Semantic type FeatureData[MAGs] is invalid, either because it doesn't have a compatible directory format, or because it's not registered.

What is the correct way to import MAGs from a fasta file into the MOSHPIT pipeline?

Thanks!

Hi @shira,

I think the issue is that you want the type SampleData[MAGs] which has the s and does not yet presume to know what your features are, instead of FeatureData[MAG] which doesn't have the s and does presume each record is an interesting feature.

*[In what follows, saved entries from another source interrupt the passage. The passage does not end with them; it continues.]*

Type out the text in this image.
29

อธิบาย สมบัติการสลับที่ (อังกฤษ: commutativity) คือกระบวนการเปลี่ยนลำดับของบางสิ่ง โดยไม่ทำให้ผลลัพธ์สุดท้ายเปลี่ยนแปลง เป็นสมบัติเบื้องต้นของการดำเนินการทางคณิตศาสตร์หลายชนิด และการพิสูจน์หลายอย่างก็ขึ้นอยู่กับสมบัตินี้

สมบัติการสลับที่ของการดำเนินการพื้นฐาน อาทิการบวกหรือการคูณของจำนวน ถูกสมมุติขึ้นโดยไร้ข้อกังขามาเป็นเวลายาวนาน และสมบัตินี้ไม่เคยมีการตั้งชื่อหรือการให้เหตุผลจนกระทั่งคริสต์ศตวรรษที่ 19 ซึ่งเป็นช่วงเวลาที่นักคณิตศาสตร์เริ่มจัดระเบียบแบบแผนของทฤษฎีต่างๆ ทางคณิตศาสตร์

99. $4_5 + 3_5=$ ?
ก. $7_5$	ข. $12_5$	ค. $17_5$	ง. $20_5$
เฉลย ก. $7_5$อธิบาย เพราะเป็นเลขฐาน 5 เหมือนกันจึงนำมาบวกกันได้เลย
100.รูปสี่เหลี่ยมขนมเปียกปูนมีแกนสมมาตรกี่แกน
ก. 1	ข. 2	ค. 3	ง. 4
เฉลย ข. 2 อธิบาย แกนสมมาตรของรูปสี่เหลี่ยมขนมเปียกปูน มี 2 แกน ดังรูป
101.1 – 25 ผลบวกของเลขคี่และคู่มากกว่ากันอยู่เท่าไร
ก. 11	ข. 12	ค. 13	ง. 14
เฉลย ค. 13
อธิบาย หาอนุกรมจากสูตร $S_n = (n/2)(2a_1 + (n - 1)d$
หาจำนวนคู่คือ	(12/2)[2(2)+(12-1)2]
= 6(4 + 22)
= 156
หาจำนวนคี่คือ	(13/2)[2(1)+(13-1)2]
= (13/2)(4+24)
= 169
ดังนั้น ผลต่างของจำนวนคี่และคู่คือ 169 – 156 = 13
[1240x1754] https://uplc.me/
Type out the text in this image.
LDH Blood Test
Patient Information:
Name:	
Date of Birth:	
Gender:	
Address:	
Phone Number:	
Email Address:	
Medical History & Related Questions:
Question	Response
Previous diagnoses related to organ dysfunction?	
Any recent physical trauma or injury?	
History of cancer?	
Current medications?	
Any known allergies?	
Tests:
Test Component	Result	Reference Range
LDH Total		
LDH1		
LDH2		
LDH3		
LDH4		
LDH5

My assumption here is that you have a fasta file for each sample in your data/mags directory.
It is also likely that you will want to use:

--input-format 'MultiFASTADirectoryFormat'

Unless your sequencing provider happened to include a MANIFEST file which is unlikely.

Thanks @ebolyen
I tried your suggestion and got the following error

Files should be organised in per-sample directories

This is the code I ran:

qiime tools cache-import
--type 'SampleData[MAGs]'
--input-path data/mags
--cache ./cache
--input-format 'MultiFASTADirectoryFormat'
--key mags

I have a single sample, so initially I had just a single fasta file within my data/mags directory. I also tried creating a sub directory called sample1 and moving the fasta file there, but I get the same error. I searched through the help files but could not find an example for the structure of a 'MultiFASTADirectoryFormat' input format.

Hi @shira,

I took a quick peek at the code which raises that error, and it does seem like it would work with the sub-directory you tried, but did you import sample1/ or data/mags (which has sample1 inside). I think it's the latter one which will get through the error (it wants a directory with directories inside it).

Hi @ebolyen,

I am attempting to import a directory. The directory has one directory in it named sample1. This directory has one file in it, it's a fasta file (tried both .fasta and .fa extensions). The error reads

Files should be organised in per-sample directories

Thanks for confirming @shira!

@misialq, I can't really work out why this is happening. I think the above process should avoid this error:

But clearly that isn't happening. Any ideas?

@ebolyen @misialq
Problem solved! :grinning_face:
Found a hidden .DS_Store file in the directory. Once I deleted it all was fine. It's a bit tricky since macOS keeps making these hidden files every time you open the folder.

3 Likes

Holy moly, great job @shira!.

I can't believe .DS_Store reared its head. A lot of our internal code ignores that (having learned our lesson long ago), but I guess the validate mixin above isn't aware.

We should probably provide an "iter" API internally that skips these. (We definitely ignore them when we move the data into a zip file.)

1 Like

I've made an issue to fix this: Some validators use `self.path.iterdir()` which trips over `.DS_store` · Issue #362 · qiime2/q2-types · GitHub

Thanks again @shira !

3 Likes